It would be the same if the president were female. She’d be urged to show more anger and express moral indignation. But the moment she did, she’d transmogrify into a bitch or a scold. You have to be “normal” in a position of authority in order for your behavioral choices to be reasonably free.
But even if race has nothing to do with it, following the advice of the pundits might work badly for the President now and in the long run.
Barack Obama is “no drama Obama.” We elected him precisely because – at a moment when everything seemed to be in turmoil and no one knew how to fix it — he seemed calm and unflappable. Such a style works well when the people need comforting. Now many people want something else, but the fact is that it was no drama Obama whom we elected.

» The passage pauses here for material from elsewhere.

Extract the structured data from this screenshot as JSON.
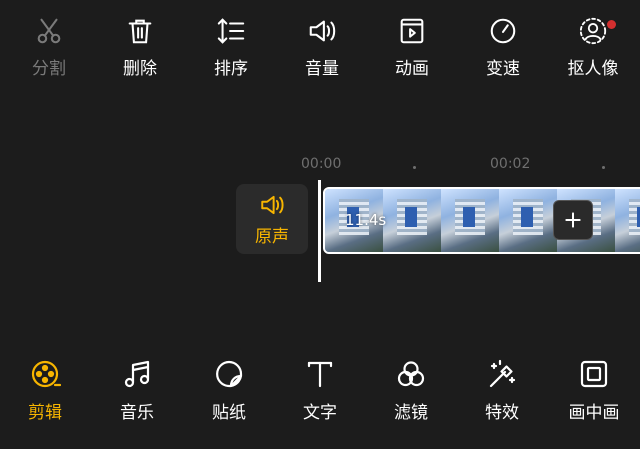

Suppose his handlers tried to manipulate Obama’s rhetorical style into something angry and critical — a harder job than might be apparent. It is not a matter of recasting his words: the words he has been speaking are angry enough already. It is just their wrappings — the tone of voice, the level of loudness, the facial expressions and gestures – that convey calm and reasonableness. Words can be rewritten, but the non-verbal parts of rhetorical style go much deeper, representing something intrinsic to the speaker’s character. If they are manipulated, the resulting speech sounds hollow and forced, and the speaker sounds like a robot or a hypocrite. Surely this is worse than letting Obama be Obama.
And finally, we have to take the long view. Yes, maybe right now it would be gratifying for our president to voice the anger and dismay we feel, to hurl at their targets the criticism they richly deserve, to make clear that this is a struggle between the virtuous us and the evil them.
But everyone will eventually have to work together to solve the problem – not just to fix this current catastrophe, but ensure that nothing like it ever happens again. At that point, both the perpetrators and the rest of us (including the president) have to be able to work together as a unified we: the we that we once cheered in the refrain Yes, we can. Anger and shaming will only set us against them, and make that opposition hard to change. We should follow the president’s lead and work toward a rhetoric of we.